Continuing the legacy of food, new kiosks could be introduced. The stalls would bring new life and activity to the Grand Avenue with micro industries and independent food and drink start-ups making and selling produce on site and providing training and cookery lessons.
Basement hall and multi-purpose box
The current underground spaces are cavernous and could be transformed into a new and exciting underground world that supports the best creative talent the UK has to offer, with flexible showcasing spaces that complement the above ground uses reached via lifts and the new opening in the Grand Avenue.
The basement could also accommodate a state of the art performance space that would provide the multi-media experience audiences will expect in the future from great destinations – be that an award ceremony or supporting a local performance.
An all-seasons garden
A delicate glass roof would allow for the creation of a physic garden as part of the winding granite setts of the Victorian Rotunda ramp, a truly unique space within the City and a fitting threshold between the buildings and the wider Smithfield public realm.
These first Smithfield images will be added to as further detail on the concept designs emerge next year as the City Corporation develops its material to submit as part of the Private Bill process to move all three wholesale food markets to Dagenham Dock in East London.
Catherine McGuinness, Policy Chair at the City of London Corporation, said:
“These new concept designs showcase our commitment to restoring and reimagining the Smithfield East and West Market buildings and Rotunda as a new and exciting destination that reflects their traditional role in the capital’s food chain while also opening up new cultural and entertainment spaces for the public.

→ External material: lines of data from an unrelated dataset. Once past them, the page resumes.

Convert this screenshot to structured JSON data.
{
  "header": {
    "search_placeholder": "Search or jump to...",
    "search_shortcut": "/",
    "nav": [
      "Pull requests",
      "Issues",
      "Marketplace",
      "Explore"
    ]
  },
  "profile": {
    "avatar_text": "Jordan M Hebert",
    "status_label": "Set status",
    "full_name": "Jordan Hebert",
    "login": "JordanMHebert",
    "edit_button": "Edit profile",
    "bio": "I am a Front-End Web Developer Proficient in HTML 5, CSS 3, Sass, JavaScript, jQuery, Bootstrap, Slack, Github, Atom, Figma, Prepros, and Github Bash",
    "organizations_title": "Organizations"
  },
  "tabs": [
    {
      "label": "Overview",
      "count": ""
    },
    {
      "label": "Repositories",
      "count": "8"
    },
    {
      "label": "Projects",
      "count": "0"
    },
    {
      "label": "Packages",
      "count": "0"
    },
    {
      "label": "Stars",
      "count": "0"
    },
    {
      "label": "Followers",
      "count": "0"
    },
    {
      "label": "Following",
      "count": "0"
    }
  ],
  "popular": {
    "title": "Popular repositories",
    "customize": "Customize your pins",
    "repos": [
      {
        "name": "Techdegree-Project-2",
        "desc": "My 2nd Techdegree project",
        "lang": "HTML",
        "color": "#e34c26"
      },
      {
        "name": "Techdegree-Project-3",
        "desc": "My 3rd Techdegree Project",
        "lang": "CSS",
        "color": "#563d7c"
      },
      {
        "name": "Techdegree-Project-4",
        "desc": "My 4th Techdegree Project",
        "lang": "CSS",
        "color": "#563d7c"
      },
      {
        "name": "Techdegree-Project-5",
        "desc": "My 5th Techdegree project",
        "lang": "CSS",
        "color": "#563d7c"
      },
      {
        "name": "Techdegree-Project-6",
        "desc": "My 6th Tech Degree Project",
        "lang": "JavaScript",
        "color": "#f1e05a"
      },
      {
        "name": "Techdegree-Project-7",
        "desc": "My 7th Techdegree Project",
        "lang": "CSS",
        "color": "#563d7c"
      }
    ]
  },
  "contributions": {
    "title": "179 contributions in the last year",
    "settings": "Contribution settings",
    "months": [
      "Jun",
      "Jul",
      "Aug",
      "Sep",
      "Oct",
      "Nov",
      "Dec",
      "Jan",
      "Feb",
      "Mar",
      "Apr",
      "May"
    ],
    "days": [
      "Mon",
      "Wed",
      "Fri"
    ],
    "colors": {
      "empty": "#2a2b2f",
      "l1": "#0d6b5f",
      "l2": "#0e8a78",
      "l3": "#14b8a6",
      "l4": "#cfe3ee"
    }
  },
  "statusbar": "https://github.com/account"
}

“These proposals are not only a key part of our wider ambition to create a vibrant and new world-class Culture Mile at the heart of the historic Square Mile, but they will also support the City’s recovery and reinvention following the pandemic.
“The Square Mile will no longer just be a destination for workers – it will attract new visitors and communities throughout the year, bringing a new cultural and creative offer to this part of the capital.”
David West, Founding Director of Studio Egret West, said:
“Smithfield Market constitutes a collection of unique spaces, above and below ground. Our approach is to enhance what is there, to celebrate the multi-layered, metropolitan character of the place and to release its full potential through a series of unlocking moves. We envisage a demand for year-round public realm and airy ‘inside-outside’ spaces, especially in the aftermath of Covid-19. Smithfield can provide a plethora of flexible creative, cultural and commercial spaces for the public to enjoy.”
The images released today show updated concept designs on how the Smithfield East and West Market buildings and Rotunda could look and what they could be used for in the future. They have been designed by Studio Egret West (SEW), who were appointed as the lead architects for this project in January of this year by the City Corporation. SEW are supported by Alan Baxter Associates, Donald Insall Associates, Max Fordham, Greengage, Spiers and Major, PT Projects, Deloitte, Iceni, and This Must Be The Place.
You can visit www.wholesalemarkets.co.uk/smithfield to find out more about the plans and the feedback received during the public engagement earlier this summer.
The City of London Corporation, which owns and manages Smithfield, New Spitalfields and Billingsgate Wholesale Food Markets, is the fourth largest funder of heritage and cultural activities in the UK and invests over £100m every year.